Don Miguel, pendant ce temps-là, plongeait son regard sur la ville, cherchant à distinguer s’il ne s’y passait rien d’extraordinaire. Tout était calme, le plus profond silence régnait dans la campagne. Les deux chasseurs qui s’étaient agenouillés, eux aussi, se relevèrent.

— Que mes frères redoublent de prières, dit don Miguel d’une voix sombre, je vais contraindre le méchant esprit à se retirer du corps des captives.

Malgré elles, les jeunes filles firent un mouvement d’effroi à ces paroles. Don Miguel ne parut pas le remarquer ; il fit un signe à Bon-Affût.

— Que mes frères approchent, commanda celui-ci.

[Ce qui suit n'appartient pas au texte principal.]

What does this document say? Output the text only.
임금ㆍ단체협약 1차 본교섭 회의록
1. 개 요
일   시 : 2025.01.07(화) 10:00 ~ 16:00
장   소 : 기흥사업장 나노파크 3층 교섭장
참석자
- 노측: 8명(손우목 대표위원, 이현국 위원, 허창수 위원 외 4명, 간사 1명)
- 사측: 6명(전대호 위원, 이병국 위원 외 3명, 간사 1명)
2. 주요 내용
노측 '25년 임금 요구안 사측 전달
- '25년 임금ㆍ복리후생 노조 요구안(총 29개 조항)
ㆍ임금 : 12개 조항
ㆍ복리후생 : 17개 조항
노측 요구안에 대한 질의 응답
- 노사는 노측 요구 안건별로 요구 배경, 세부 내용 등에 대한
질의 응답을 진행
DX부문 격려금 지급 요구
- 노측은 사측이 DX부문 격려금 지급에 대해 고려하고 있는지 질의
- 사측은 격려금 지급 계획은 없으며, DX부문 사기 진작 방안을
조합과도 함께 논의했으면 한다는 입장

Les sentinelles s’avancèrent avec une hésitation qui menaçait de dégénérer en frayeur au moindre mouvement suspect des médecins.

Don Miguel reprit alors la parole :

— Mon frère et moi, dit-il, nous allons nous remettre en prières ; mais, pour empêcher le méchant esprit de s’emparer de vous en abandonnant les captives, mon frère Deux-Lapins vous versera à chacun une corne d’une eau de feu préparée et douée par le Wacondah de la vertu de sauver ceux qui en boivent de l’atteinte du méchant esprit.